"Words ought to be a little wild, for they are the assault of thoughts on the unthinking" -JMK
- This made me laugh :) awesome t-shirt with a friendly warning in the description, if you scroll down.
- The Wine Economist has an interesting post on "Wagnerians vs. Martians" (that is, Philip Wagner and Martin Ray). I'm with the author - I really don't see these as mutually exclusive perspectives. All people should enjoy affordable wine, all people should also enjoy very high quality wine, and all people should also realize that the two are not necessarily mutually exclusive, although admittedly they often are.
- Sam (theologian/philosopher maintaining regular correspondence with Evan) has a quasi-rant on his blog about skimming vs. reading books. I sympathize with the concern, but ultimately am at a loss for what to do about it (aside from simply reading more). Often there is a gaping chasm in familiarity with a literature between two debaters who come from different perspectives. I will never be as familiar with the Austrian literature as the people I argue with, but I still feel that I harbor legitimate concerns about it. I've only met a few Austrians that I feel like have a better grasp of Keynes than I do, and I'm still very early in my career. The Mario Rizzos of the world that actually seem to know what they're arguing against are rare. But what does this chasm mean for us? Should we just stop debating - is it pointless if there's such a distinct asymmetry in our depth of understanding? Or do we just proceed cautiously and with an openness to learning? I lean towards the latter - otherwise we wouldn't ever interact! I'm not sure if that meets Sam's standards (he can let us know if he visits here), but I think we're up a creek if we wait until we're prepared. I think Sam can assent to that. I think his point isn't not to engage people until we're better read - simply that we shouldn't pretend we're well read when we're not.

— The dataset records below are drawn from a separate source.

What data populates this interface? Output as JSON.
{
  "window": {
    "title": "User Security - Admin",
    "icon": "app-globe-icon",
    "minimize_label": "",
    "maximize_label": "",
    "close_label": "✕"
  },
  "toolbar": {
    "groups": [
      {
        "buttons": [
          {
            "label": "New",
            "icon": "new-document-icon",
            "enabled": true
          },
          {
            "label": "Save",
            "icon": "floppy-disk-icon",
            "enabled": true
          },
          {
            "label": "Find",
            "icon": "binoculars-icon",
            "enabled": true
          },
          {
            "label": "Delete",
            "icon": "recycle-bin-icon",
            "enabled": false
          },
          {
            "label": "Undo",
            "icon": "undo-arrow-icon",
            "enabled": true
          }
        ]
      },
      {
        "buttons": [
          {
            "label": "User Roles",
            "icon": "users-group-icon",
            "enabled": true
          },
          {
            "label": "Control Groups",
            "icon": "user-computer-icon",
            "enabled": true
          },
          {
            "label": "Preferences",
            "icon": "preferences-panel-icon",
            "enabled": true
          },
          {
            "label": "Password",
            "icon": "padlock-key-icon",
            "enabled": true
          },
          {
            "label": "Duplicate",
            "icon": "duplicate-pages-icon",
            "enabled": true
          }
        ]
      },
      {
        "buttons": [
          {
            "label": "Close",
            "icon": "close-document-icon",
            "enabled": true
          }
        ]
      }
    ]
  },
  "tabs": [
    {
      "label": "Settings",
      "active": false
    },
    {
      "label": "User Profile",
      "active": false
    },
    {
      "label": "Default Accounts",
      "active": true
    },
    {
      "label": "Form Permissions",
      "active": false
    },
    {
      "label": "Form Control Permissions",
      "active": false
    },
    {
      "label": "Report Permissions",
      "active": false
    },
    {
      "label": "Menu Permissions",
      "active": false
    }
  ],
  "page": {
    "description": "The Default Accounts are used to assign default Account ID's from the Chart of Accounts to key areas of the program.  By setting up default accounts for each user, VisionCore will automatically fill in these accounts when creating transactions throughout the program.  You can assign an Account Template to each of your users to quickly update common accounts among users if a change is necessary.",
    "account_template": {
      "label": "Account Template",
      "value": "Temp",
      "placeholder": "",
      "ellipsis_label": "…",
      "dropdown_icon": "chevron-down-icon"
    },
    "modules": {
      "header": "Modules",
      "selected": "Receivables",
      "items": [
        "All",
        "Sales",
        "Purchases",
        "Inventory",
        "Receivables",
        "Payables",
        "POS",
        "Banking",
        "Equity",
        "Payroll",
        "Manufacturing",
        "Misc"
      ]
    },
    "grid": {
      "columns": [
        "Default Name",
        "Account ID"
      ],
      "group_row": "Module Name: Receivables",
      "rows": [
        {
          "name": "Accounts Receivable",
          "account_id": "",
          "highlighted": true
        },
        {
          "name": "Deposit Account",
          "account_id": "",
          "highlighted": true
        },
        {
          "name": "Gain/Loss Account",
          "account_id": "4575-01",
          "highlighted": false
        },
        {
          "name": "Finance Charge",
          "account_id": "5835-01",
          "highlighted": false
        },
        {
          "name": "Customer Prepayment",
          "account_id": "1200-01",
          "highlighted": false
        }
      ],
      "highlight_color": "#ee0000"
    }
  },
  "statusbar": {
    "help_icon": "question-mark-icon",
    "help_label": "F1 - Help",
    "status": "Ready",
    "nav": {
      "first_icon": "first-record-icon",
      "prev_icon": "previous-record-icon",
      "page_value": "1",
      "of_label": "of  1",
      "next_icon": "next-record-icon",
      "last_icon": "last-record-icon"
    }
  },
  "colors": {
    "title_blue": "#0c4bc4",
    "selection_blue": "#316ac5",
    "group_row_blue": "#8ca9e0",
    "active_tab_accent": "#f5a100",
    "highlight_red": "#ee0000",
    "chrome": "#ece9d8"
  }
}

- Bryan Caplan has a post up on "the economic philosophy of child abuse" where he asks when it is morally justified to revoke parental custody over a child. This is actually an issue I have some familiarity with. When I was first hired at The Urban Institute, I did a lot of research on child abuse and foster care. It wasn't my chosen field, but they needed people with statistical know-how, and I was a lowly research assistant that didn't have much say in what I was assigned to. It all worked out OK, because I got to mess around with interesting, quirky data which is ultimately what I enjoy. Anyway, Caplan seems to rank these in a way that assumes that removal will be good for the child and bad for the parent (hence "the loss of custody is expected to increase the combined welfare of the parent and child" is considered to be a stricter standard by Caplan than "the loss of custody is expected to increase the welfare of the child"). Actually, a major problem in the foster care system is that removal can severely reduce the welfare of the removed child (and may actually improve the life of the abusive parent, who clearly has a fairly capricious view of the child in the first place). The foster care system provides very low social and emotional support for removed children, they are often treated no better in their foster home than in the home they left, and it severs relationships with family and friends that are important for making a successful transition to adulthood. Abusive or neglectful homes aren't good, but a volatile experience in the foster care system where children bounce from foster home to foster home can often be just as bad or worse. For this reason, the child welfare system has done a lot of experimentation with kinship care solutions (where a relative will take the child for a temporary period), or home visiting (where the child stays at home but social workers come by regularly to check in and deliver services). That's not to say that foster care is always worse. If it was, we probably wouldn't have a foster care system. But it's a big enough problem that I don't think anyone in the child welfare research field would make the assumption that Caplan does that what he provides is an ordinal ranking of removal standards (particularly #3-#5, which are far more ambiguous than is suggested). I have a book chapter on these issues here, although the text isn't available publicly and the book costs and arm and a leg.
- Brad DeLong with a sarcastic take on market failure.